Se o Estado tem direitos, ele também tem o dever, em matéria de educação, de proteger por suas leis o direito anterior da família à educação cristã da criança, e conseqüentemente respeitar o direito sobrenatural da Igreja a essa mesma educação. “Dupla é, portanto, a função da autoridade civil, que reside no Estado: proteger e promover, e de modo nenhum absorver a família e o indivíduo, ou substituir-se-lhes”, explica Pio XI, ainda na mesma encíclica.

O Estado também deve proteger os direitos da criança em caso de deficiência dos pais.

O Estado deve descartar tudo na vida pública que seja contrário à educação moral e religiosa da juventude. Ele procurará promover a ação da Igreja e a complementará, quando necessário.

“Portanto é injusto e ilícito todo o monopólio educativo ou escolástico, que física ou moralmente constrinja as famílias a frequentar as escolas do Estado, contra as obrigações da consciência cristã ou mesmo contra as suas legítimas preferências.” 

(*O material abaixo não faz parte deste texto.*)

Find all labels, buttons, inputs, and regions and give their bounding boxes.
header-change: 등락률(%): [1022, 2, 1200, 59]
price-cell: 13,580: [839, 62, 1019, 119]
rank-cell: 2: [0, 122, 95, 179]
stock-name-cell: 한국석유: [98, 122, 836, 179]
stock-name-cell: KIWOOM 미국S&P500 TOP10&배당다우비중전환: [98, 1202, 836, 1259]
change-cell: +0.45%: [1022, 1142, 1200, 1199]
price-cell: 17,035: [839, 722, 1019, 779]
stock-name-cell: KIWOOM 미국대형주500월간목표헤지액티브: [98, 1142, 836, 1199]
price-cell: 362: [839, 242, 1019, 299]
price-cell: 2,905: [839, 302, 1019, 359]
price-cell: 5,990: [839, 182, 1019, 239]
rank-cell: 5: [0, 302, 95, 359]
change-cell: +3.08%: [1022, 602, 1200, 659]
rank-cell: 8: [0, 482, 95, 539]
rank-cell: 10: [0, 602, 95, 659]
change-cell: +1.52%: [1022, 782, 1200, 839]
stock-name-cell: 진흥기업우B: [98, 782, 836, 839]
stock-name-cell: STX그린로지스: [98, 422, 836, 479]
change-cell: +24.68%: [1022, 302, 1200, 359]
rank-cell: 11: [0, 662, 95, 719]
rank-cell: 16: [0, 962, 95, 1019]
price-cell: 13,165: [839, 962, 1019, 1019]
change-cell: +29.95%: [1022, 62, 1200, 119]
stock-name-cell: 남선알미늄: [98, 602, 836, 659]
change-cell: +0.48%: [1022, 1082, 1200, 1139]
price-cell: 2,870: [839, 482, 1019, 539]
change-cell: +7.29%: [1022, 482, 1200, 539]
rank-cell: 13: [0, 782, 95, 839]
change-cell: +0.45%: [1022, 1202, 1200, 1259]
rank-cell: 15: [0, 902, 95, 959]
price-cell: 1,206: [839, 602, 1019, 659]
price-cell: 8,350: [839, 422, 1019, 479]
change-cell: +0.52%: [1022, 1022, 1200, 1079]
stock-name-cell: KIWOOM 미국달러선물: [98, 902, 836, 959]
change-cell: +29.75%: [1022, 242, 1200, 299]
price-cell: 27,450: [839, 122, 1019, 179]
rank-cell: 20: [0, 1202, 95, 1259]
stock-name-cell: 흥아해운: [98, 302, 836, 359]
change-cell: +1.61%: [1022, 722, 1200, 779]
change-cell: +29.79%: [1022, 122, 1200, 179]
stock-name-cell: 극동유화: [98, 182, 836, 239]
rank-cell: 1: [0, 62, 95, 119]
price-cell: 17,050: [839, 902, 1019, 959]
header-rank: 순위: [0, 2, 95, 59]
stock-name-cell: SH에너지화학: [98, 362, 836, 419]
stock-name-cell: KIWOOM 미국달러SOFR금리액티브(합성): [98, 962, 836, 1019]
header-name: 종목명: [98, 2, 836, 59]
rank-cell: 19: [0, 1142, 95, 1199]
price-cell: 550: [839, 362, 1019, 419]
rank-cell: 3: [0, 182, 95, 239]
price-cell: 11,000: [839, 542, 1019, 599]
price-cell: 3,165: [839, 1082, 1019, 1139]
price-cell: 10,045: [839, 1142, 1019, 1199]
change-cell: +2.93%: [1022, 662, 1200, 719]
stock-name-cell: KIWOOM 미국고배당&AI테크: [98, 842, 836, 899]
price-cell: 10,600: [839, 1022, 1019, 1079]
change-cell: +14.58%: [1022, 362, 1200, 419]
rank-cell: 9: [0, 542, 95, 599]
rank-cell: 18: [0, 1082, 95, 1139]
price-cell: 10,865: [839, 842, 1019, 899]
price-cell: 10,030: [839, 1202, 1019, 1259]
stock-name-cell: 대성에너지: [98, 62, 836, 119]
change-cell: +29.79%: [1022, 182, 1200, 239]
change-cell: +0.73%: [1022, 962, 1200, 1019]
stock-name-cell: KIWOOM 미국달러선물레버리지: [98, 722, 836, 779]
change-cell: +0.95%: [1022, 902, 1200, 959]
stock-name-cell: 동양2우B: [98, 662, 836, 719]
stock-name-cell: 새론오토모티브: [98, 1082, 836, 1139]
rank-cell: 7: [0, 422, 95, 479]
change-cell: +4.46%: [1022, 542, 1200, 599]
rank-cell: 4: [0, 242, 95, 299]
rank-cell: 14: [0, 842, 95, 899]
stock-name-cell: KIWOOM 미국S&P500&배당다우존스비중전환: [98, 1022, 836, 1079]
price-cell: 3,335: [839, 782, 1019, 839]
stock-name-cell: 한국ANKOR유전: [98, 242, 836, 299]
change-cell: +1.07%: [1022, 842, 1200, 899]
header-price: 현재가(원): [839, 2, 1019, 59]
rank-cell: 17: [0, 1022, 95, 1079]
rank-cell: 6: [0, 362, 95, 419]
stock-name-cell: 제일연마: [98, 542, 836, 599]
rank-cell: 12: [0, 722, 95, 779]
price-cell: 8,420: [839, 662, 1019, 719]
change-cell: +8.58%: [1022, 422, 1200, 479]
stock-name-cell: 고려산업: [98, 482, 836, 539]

Qualquer monopólio da educação por parte do Estado seria, portanto, uma grave injustiça, ainda que reservasse justamente a gestão das escolas necessárias ao seu bom funcionamento: escolas preparatórias para determinados serviços públicos, tais como o exército, a polícia, a administração.

Finalmente, o Estado pode exigir uma educação cívica para as crianças. Para concluir sobre este assunto, 

“Por esta razão, a escola, considerada até nas suas origens históricas, é por sua natureza instituição subsidiária e complementar da família e da Igreja, e portanto, por lógica necessidade moral deve não somente não contraditar, mas harmonizar-se positivamente com os outros dois ambientes, na mais perfeita unidade moral possível, a ponto de poder constituir juntamente com a família e com a Igreja, um único santuário, sacro para a educação cristã, sob pena de falir no seu escopo, e de converter-se, em caso contrário, em obra de destruição.”

Conclusão

O bem da criança depende, portanto, de uma complementaridade harmoniosa entre a Igreja e o Estado, que infelizmente já não existe mais desde a sua separação em 1905.

Quase 115 anos depois, o Estado pretende ir cada vez mais longe e estabelecer a sua ideologia, uma verdadeira religião, já formando a criança o mais cedo possível e deixando assim uma impressão profunda e duradoura nos seus futuros cidadãos, daí a diminuição da idade de escolaridade obrigatória de 6 para 3 anos. Importa, portanto, recordar com Pio XI que, sem negar ao Estado a sua missão de assegurar o verdadeiro bem comum, que o Estado não é o único a se preocupar com o bem comum,…

“…a missão de educar pertence antes de tudo e acima de tudo, em primeiro lugar à Igreja e à família, pertence-lhes por direito natural e divino, e por isso de um modo irrevogável, inatacável, e insubstituível”.